Men work on an oil rig at Sinopec's Shengli oil field in Dongying, Shandong province, China. Image Credit: Reuters

London: Oil rose in New York, trading near a five-month high, after industry data indicated a sharp decline in American gasoline inventories last week.

West Texas Intermediate crude futures increased 0.6 per cent, while gasoline climbed as much as 1.5 per cent to the highest since October. The American Petroleum Institute was said to report on Tuesday that gasoline stockpiles fell by 7.08 million barrels. That may change expectations for more comprehensive government data due later today, which had been forecast to show a smaller drop.

“The API reported much bigger drawdowns in product than expected,” said Warren Patterson, senior commodities strategist at ING Bank NV.

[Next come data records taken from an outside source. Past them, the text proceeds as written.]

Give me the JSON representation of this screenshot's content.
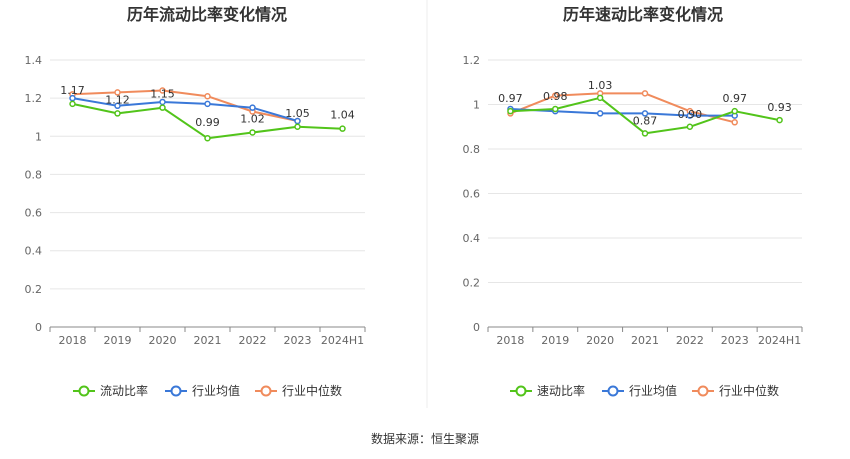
{
  "source": "数据来源：恒生聚源",
  "colors": {
    "company": "#52c41a",
    "industry_avg": "#3a78d8",
    "industry_median": "#f08b5c",
    "grid": "#e6e6e6",
    "axis": "#888888",
    "divider": "#eeeeee"
  },
  "chart_data": [
    {
      "type": "line",
      "title": "历年流动比率变化情况",
      "categories": [
        "2018",
        "2019",
        "2020",
        "2021",
        "2022",
        "2023",
        "2024H1"
      ],
      "ylim": [
        0,
        1.4
      ],
      "yticks": [
        0,
        0.2,
        0.4,
        0.6,
        0.8,
        1,
        1.2,
        1.4
      ],
      "ytick_labels": [
        "0",
        "0.2",
        "0.4",
        "0.6",
        "0.8",
        "1",
        "1.2",
        "1.4"
      ],
      "grid": true,
      "legend_position": "bottom",
      "series": [
        {
          "name": "流动比率",
          "color_key": "company",
          "values": [
            1.17,
            1.12,
            1.15,
            0.99,
            1.02,
            1.05,
            1.04
          ],
          "labels": [
            "1.17",
            "1.12",
            "1.15",
            "0.99",
            "1.02",
            "1.05",
            "1.04"
          ]
        },
        {
          "name": "行业均值",
          "color_key": "industry_avg",
          "values": [
            1.2,
            1.16,
            1.18,
            1.17,
            1.15,
            1.08,
            null
          ]
        },
        {
          "name": "行业中位数",
          "color_key": "industry_median",
          "values": [
            1.22,
            1.23,
            1.24,
            1.21,
            1.13,
            1.08,
            null
          ]
        }
      ]
    },
    {
      "type": "line",
      "title": "历年速动比率变化情况",
      "categories": [
        "2018",
        "2019",
        "2020",
        "2021",
        "2022",
        "2023",
        "2024H1"
      ],
      "ylim": [
        0,
        1.2
      ],
      "yticks": [
        0,
        0.2,
        0.4,
        0.6,
        0.8,
        1,
        1.2
      ],
      "ytick_labels": [
        "0",
        "0.2",
        "0.4",
        "0.6",
        "0.8",
        "1",
        "1.2"
      ],
      "grid": true,
      "legend_position": "bottom",
      "series": [
        {
          "name": "速动比率",
          "color_key": "company",
          "values": [
            0.97,
            0.98,
            1.03,
            0.87,
            0.9,
            0.97,
            0.93
          ],
          "labels": [
            "0.97",
            "0.98",
            "1.03",
            "0.87",
            "0.90",
            "0.97",
            "0.93"
          ]
        },
        {
          "name": "行业均值",
          "color_key": "industry_avg",
          "values": [
            0.98,
            0.97,
            0.96,
            0.96,
            0.95,
            0.95,
            null
          ]
        },
        {
          "name": "行业中位数",
          "color_key": "industry_median",
          "values": [
            0.96,
            1.04,
            1.05,
            1.05,
            0.97,
            0.92,
            null
          ]
        }
      ]
    }
  ]
}
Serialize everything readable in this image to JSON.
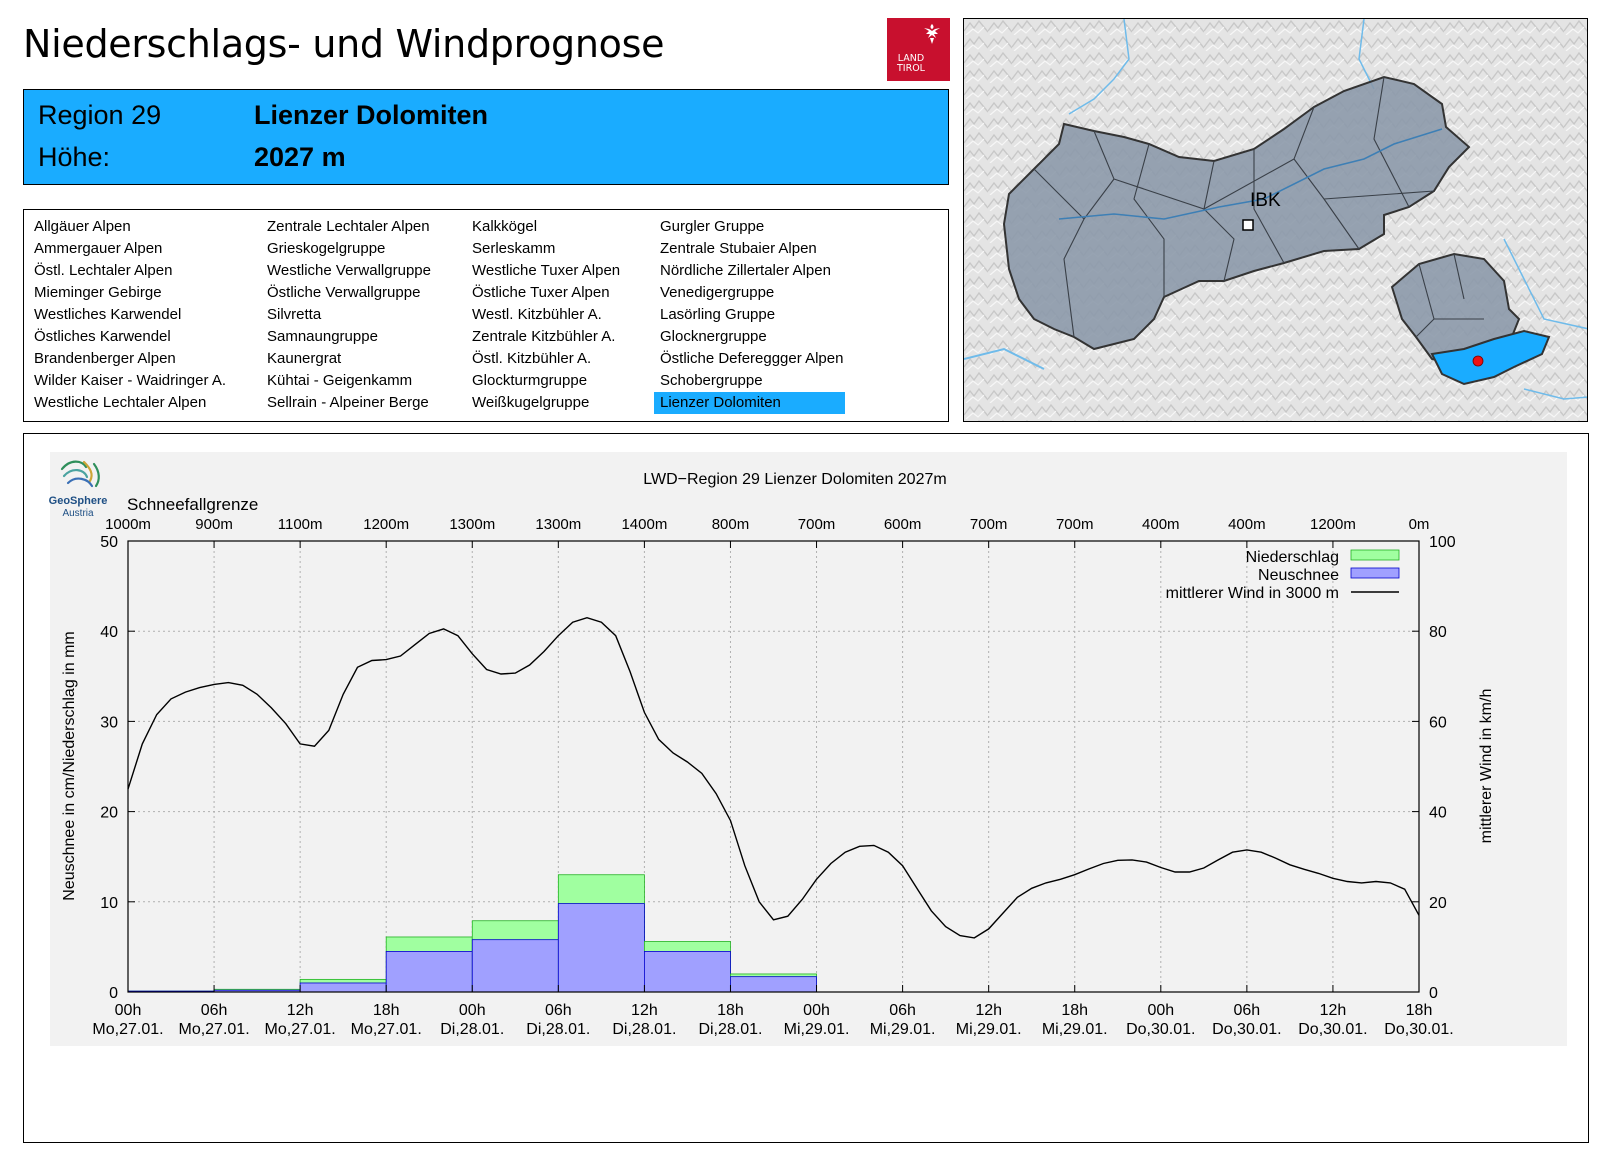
{
  "page_title": "Niederschlags- und Windprognose",
  "logo": {
    "line1": "LAND",
    "line2": "TIROL"
  },
  "region_box": {
    "region_label": "Region 29",
    "region_name": "Lienzer Dolomiten",
    "height_label": "Höhe:",
    "height_value": "2027 m"
  },
  "regions": [
    [
      "Allgäuer Alpen",
      "Ammergauer Alpen",
      "Östl. Lechtaler Alpen",
      "Mieminger Gebirge",
      "Westliches Karwendel",
      "Östliches Karwendel",
      "Brandenberger Alpen",
      "Wilder Kaiser - Waidringer A.",
      "Westliche Lechtaler Alpen"
    ],
    [
      "Zentrale Lechtaler Alpen",
      "Grieskogelgruppe",
      "Westliche Verwallgruppe",
      "Östliche Verwallgruppe",
      "Silvretta",
      "Samnaungruppe",
      "Kaunergrat",
      "Kühtai - Geigenkamm",
      "Sellrain - Alpeiner Berge"
    ],
    [
      "Kalkkögel",
      "Serleskamm",
      "Westliche Tuxer Alpen",
      "Östliche Tuxer Alpen",
      "Westl. Kitzbühler A.",
      "Zentrale Kitzbühler A.",
      "Östl. Kitzbühler A.",
      "Glockturmgruppe",
      "Weißkugelgruppe"
    ],
    [
      "Gurgler Gruppe",
      "Zentrale Stubaier Alpen",
      "Nördliche Zillertaler Alpen",
      "Venedigergruppe",
      "Lasörling Gruppe",
      "Glocknergruppe",
      "Östliche Defereggger Alpen",
      "Schobergruppe",
      "Lienzer Dolomiten"
    ]
  ],
  "selected_region": "Lienzer Dolomiten",
  "map": {
    "city_label": "IBK"
  },
  "chart_data": {
    "type": "bar",
    "title": "LWD−Region 29 Lienzer Dolomiten 2027m",
    "provider": {
      "name": "GeoSphere",
      "sub": "Austria"
    },
    "snow_line_label": "Schneefallgrenze",
    "snow_line": [
      "1000m",
      "900m",
      "1100m",
      "1200m",
      "1300m",
      "1300m",
      "1400m",
      "800m",
      "700m",
      "600m",
      "700m",
      "700m",
      "400m",
      "400m",
      "1200m",
      "0m"
    ],
    "x_hours": [
      0,
      6,
      12,
      18,
      24,
      30,
      36,
      42,
      48,
      54,
      60,
      66,
      72,
      78,
      84,
      90
    ],
    "x_tick_labels": [
      [
        "00h",
        "Mo,27.01."
      ],
      [
        "06h",
        "Mo,27.01."
      ],
      [
        "12h",
        "Mo,27.01."
      ],
      [
        "18h",
        "Mo,27.01."
      ],
      [
        "00h",
        "Di,28.01."
      ],
      [
        "06h",
        "Di,28.01."
      ],
      [
        "12h",
        "Di,28.01."
      ],
      [
        "18h",
        "Di,28.01."
      ],
      [
        "00h",
        "Mi,29.01."
      ],
      [
        "06h",
        "Mi,29.01."
      ],
      [
        "12h",
        "Mi,29.01."
      ],
      [
        "18h",
        "Mi,29.01."
      ],
      [
        "00h",
        "Do,30.01."
      ],
      [
        "06h",
        "Do,30.01."
      ],
      [
        "12h",
        "Do,30.01."
      ],
      [
        "18h",
        "Do,30.01."
      ]
    ],
    "ylabel": "Neuschnee in cm/Niederschlag in mm",
    "ylim": [
      0,
      50
    ],
    "yticks": [
      0,
      10,
      20,
      30,
      40,
      50
    ],
    "y2label": "mittlerer Wind in km/h",
    "y2lim": [
      0,
      100
    ],
    "y2ticks": [
      0,
      20,
      40,
      60,
      80,
      100
    ],
    "grid": true,
    "legend_placement": "top-right",
    "legend": [
      "Niederschlag",
      "Neuschnee",
      "mittlerer Wind in 3000 m"
    ],
    "colors": {
      "niederschlag": "#a0ffa0",
      "neuschnee": "#a0a0ff",
      "wind": "#000000",
      "bar_edge_green": "#22b222",
      "bar_edge_blue": "#0000cc"
    },
    "bar_intervals": [
      [
        0,
        6
      ],
      [
        6,
        12
      ],
      [
        12,
        18
      ],
      [
        18,
        24
      ],
      [
        24,
        30
      ],
      [
        30,
        36
      ],
      [
        36,
        42
      ],
      [
        42,
        48
      ]
    ],
    "niederschlag": [
      0.1,
      0.3,
      1.4,
      6.1,
      7.9,
      13.0,
      5.6,
      2.0
    ],
    "neuschnee": [
      0.1,
      0.2,
      1.0,
      4.5,
      5.8,
      9.8,
      4.5,
      1.7
    ],
    "wind": {
      "x": [
        0,
        1,
        2,
        3,
        4,
        5,
        6,
        7,
        8,
        9,
        10,
        11,
        12,
        13,
        14,
        15,
        16,
        17,
        18,
        19,
        20,
        21,
        22,
        23,
        24,
        25,
        26,
        27,
        28,
        29,
        30,
        31,
        32,
        33,
        34,
        35,
        36,
        37,
        38,
        39,
        40,
        41,
        42,
        43,
        44,
        45,
        46,
        47,
        48,
        49,
        50,
        51,
        52,
        53,
        54,
        55,
        56,
        57,
        58,
        59,
        60,
        61,
        62,
        63,
        64,
        65,
        66,
        67,
        68,
        69,
        70,
        71,
        72,
        73,
        74,
        75,
        76,
        77,
        78,
        79,
        80,
        81,
        82,
        83,
        84,
        85,
        86,
        87,
        88,
        89,
        90
      ],
      "y": [
        45,
        55,
        61.5,
        65,
        66.5,
        67.5,
        68.2,
        68.6,
        68,
        66,
        63,
        59.5,
        55,
        54.5,
        58,
        66,
        72,
        73.5,
        73.7,
        74.5,
        77,
        79.5,
        80.5,
        79,
        75,
        71.5,
        70.5,
        70.7,
        72.5,
        75.5,
        79,
        82,
        83,
        82,
        79,
        71,
        62,
        56,
        53,
        51,
        48.5,
        44,
        38,
        28,
        20,
        16,
        16.8,
        20.5,
        25,
        28.5,
        31,
        32.3,
        32.5,
        31,
        28,
        23,
        18,
        14.5,
        12.5,
        12,
        14,
        17.5,
        21,
        23,
        24.2,
        25,
        26,
        27.3,
        28.5,
        29.2,
        29.3,
        28.8,
        27.6,
        26.6,
        26.6,
        27.5,
        29.3,
        31,
        31.5,
        31,
        29.7,
        28.2,
        27.2,
        26.3,
        25.2,
        24.5,
        24.2,
        24.5,
        24.2,
        22.8,
        17
      ]
    }
  }
}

Oil has climbed more than 40 per cent in New York this year as the Organization of the Petroleum Exporting Countries has reduced production to prevent a global surplus, and as the group’s supplies are further curbed or threatened by political troubles in members Venezuela, Iran and — most recently — Libya.

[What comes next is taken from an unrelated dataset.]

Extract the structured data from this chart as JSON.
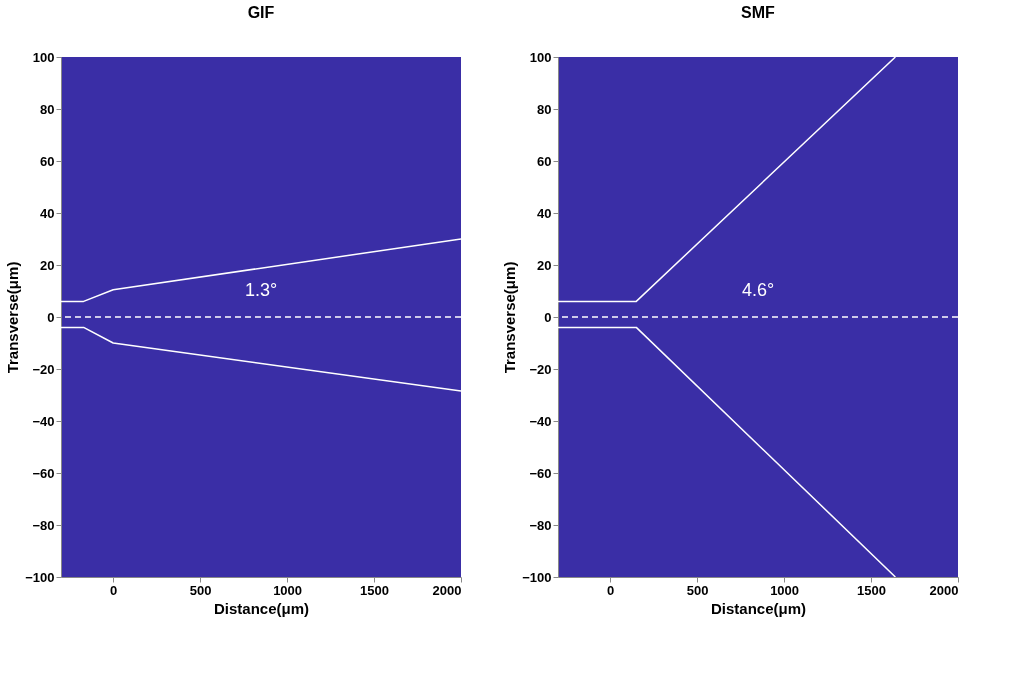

But the gains remain capped by fears over the strength of the world economy, which the International Monetary Fund predicts will see its weakest growth this year since the financial crisis.

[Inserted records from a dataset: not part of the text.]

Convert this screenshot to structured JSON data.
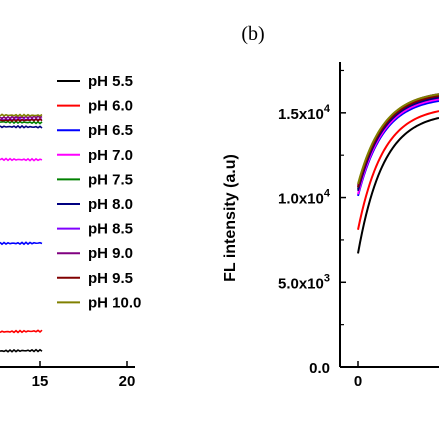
{
  "panel_label": "(b)",
  "chart_data": [
    {
      "type": "line",
      "panel": "a",
      "xlabel": "",
      "ylabel": "",
      "x_ticks": [
        "15",
        "20"
      ],
      "xlim": [
        11,
        20
      ],
      "legend_placement": "right",
      "series": [
        {
          "name": "pH 5.5",
          "color": "#000000",
          "level": 0.02
        },
        {
          "name": "pH 6.0",
          "color": "#ff0000",
          "level": 0.1
        },
        {
          "name": "pH 6.5",
          "color": "#0000ff",
          "level": 0.46
        },
        {
          "name": "pH 7.0",
          "color": "#ff00ff",
          "level": 0.8
        },
        {
          "name": "pH 7.5",
          "color": "#008000",
          "level": 0.95
        },
        {
          "name": "pH 8.0",
          "color": "#000080",
          "level": 0.93
        },
        {
          "name": "pH 8.5",
          "color": "#8000ff",
          "level": 0.96
        },
        {
          "name": "pH 9.0",
          "color": "#800080",
          "level": 0.97
        },
        {
          "name": "pH 9.5",
          "color": "#800000",
          "level": 0.96
        },
        {
          "name": "pH 10.0",
          "color": "#808000",
          "level": 0.98
        }
      ]
    },
    {
      "type": "line",
      "panel": "b",
      "ylabel": "FL intensity (a.u)",
      "xlabel": "",
      "ylim": [
        0,
        18000
      ],
      "y_ticks": [
        {
          "value": 0,
          "label": "0.0"
        },
        {
          "value": 5000,
          "label": "5.0x10",
          "exp": "3"
        },
        {
          "value": 10000,
          "label": "1.0x10",
          "exp": "4"
        },
        {
          "value": 15000,
          "label": "1.5x10",
          "exp": "4"
        }
      ],
      "x_ticks": [
        "0"
      ],
      "series": [
        {
          "name": "pH 5.5",
          "color": "#000000",
          "start": 6700,
          "end": 14700
        },
        {
          "name": "pH 6.0",
          "color": "#ff0000",
          "start": 8100,
          "end": 15100
        },
        {
          "name": "pH 6.5",
          "color": "#0000ff",
          "start": 10100,
          "end": 15700
        },
        {
          "name": "pH 7.0",
          "color": "#ff00ff",
          "start": 10200,
          "end": 15800
        },
        {
          "name": "pH 7.5",
          "color": "#008000",
          "start": 10500,
          "end": 16000
        },
        {
          "name": "pH 8.0",
          "color": "#000080",
          "start": 10400,
          "end": 15900
        },
        {
          "name": "pH 8.5",
          "color": "#8000ff",
          "start": 10600,
          "end": 16100
        },
        {
          "name": "pH 9.0",
          "color": "#800080",
          "start": 10700,
          "end": 16100
        },
        {
          "name": "pH 9.5",
          "color": "#800000",
          "start": 10600,
          "end": 16000
        },
        {
          "name": "pH 10.0",
          "color": "#808000",
          "start": 10800,
          "end": 16100
        }
      ]
    }
  ]
}
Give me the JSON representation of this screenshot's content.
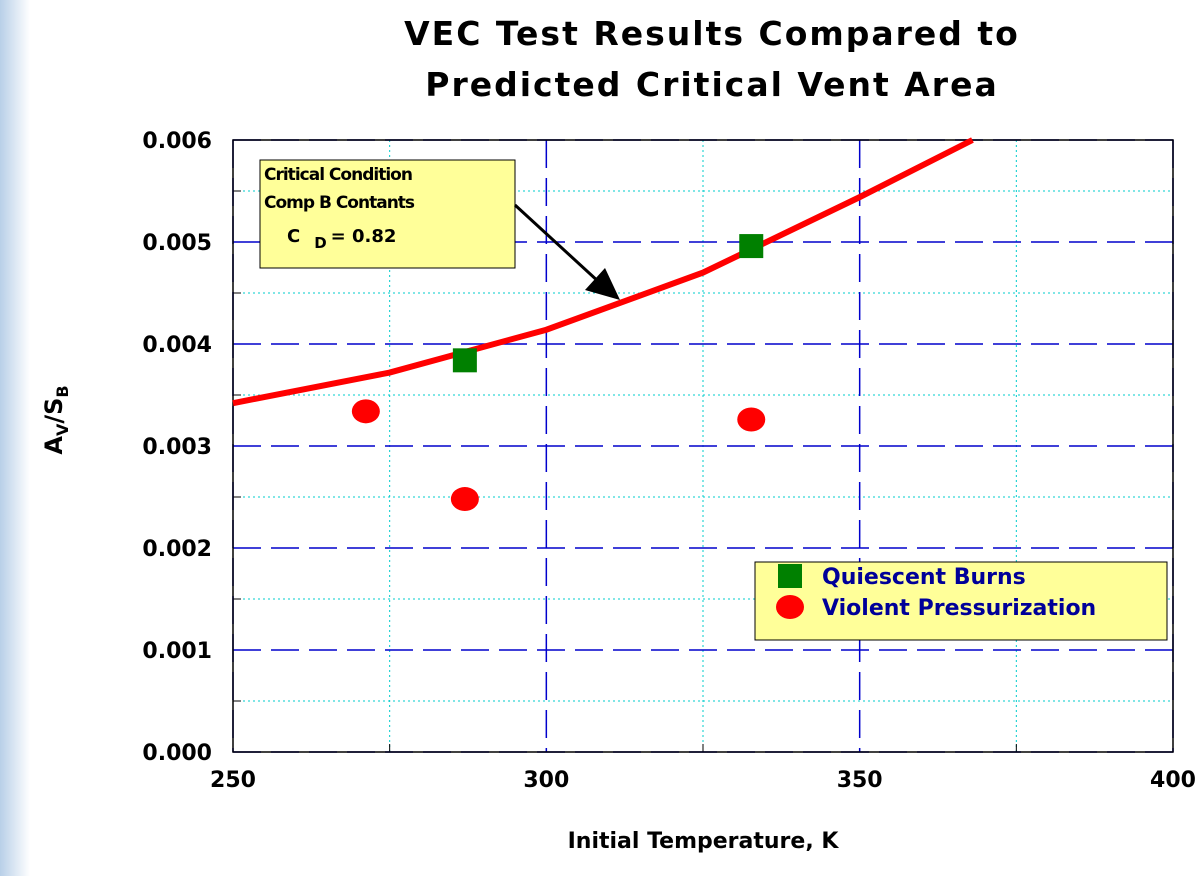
{
  "chart_data": {
    "type": "scatter",
    "title": [
      "VEC Test Results Compared to",
      "Predicted Critical Vent Area"
    ],
    "x_label": "Initial Temperature, K",
    "y_label": [
      "A",
      "V",
      "/S",
      "B"
    ],
    "xlim": [
      250,
      400
    ],
    "xticks": [
      250,
      300,
      350,
      400
    ],
    "x_minor_ticks": [
      275,
      325,
      375
    ],
    "ylim": [
      0,
      0.006
    ],
    "yticks": [
      {
        "value": 0,
        "label": "0.000"
      },
      0.001,
      0.002,
      0.003,
      0.004,
      0.005,
      0.006
    ],
    "y_minor_ticks": [
      0.0005,
      0.0015,
      0.0025,
      0.0035,
      0.0045,
      0.0055
    ],
    "grid": true,
    "legend_position": "lower right",
    "curve": {
      "color": "#ff0000",
      "x": [
        250,
        275,
        300,
        325,
        350,
        368
      ],
      "values": [
        0.00342,
        0.00372,
        0.00414,
        0.0047,
        0.00544,
        0.006
      ]
    },
    "series": [
      {
        "name": "Quiescent Burns",
        "color": "#008000",
        "marker": "square",
        "x": [
          287,
          332.7
        ],
        "values": [
          0.00384,
          0.00496
        ]
      },
      {
        "name": "Violent Pressurization",
        "color": "#ff0000",
        "marker": "circle",
        "x": [
          271.2,
          287,
          332.7
        ],
        "values": [
          0.00334,
          0.00248,
          0.00326
        ]
      }
    ],
    "annotation": {
      "lines": [
        "Critical Condition",
        "Comp B Contants"
      ],
      "cd": [
        "C",
        "D",
        "= 0.82"
      ]
    }
  }
}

West Texas Intermediate for May delivery climbed 43 cents, or 0.7 per cent, to $64.41 (Dh237) a barrel on the New York Mercantile Exchange as of 10:28am in London. The settlement price of $64.40 on April 8 was the highest closing level since October 31. Prices continue to remain above the 200-day moving average after they breached that level for the first time since October earlier this month.

Brent for June settlement rose 40 cents to $71.01 a barrel on the London-based ICE Futures Europe exchange. The global benchmark crude was at a premium of $6.63 to WTI for the same month.

Gasoline’s boost to the market may be short-lived, however, as the inventory pullback has more to do with “low US refinery runs rather than strong US demand,” said Olivier Jakob, managing director at consultants Petromatrix GmbH in Zug, Switzerland.

“When refinery capacity utilisation starts to increase and the jump in prices at the pump starts to have a greater impact on US consumption,” support from gasoline could fizzle, Jakob said.

Fighting near the Libyan capital continued, forcing the United Nations to postpone an international peace conference to reconcile feuding factions and threatening to plunge the country back into civil war.

Forces loyal to Libya’s eastern military commander Khalifa Haftar have pushed their offensive on the country’s critical northwestern region in recent days, where they have run into opposition from militias allied with the internationally recognised government of Prime Minister Fayez Al-Sarraj. While Libyan oil production has risen in the last few years, it has been frequently disrupted by civil strife.

“After conflicts flared in Libya, uncertainties have increased on the supply side,” said Hong Sungki, a commodities trader at NH Investment & Securities Co. in Seoul. “While there are concerns over global growth, the impact is shrinking as we see more positive economic indicators from the US and China.”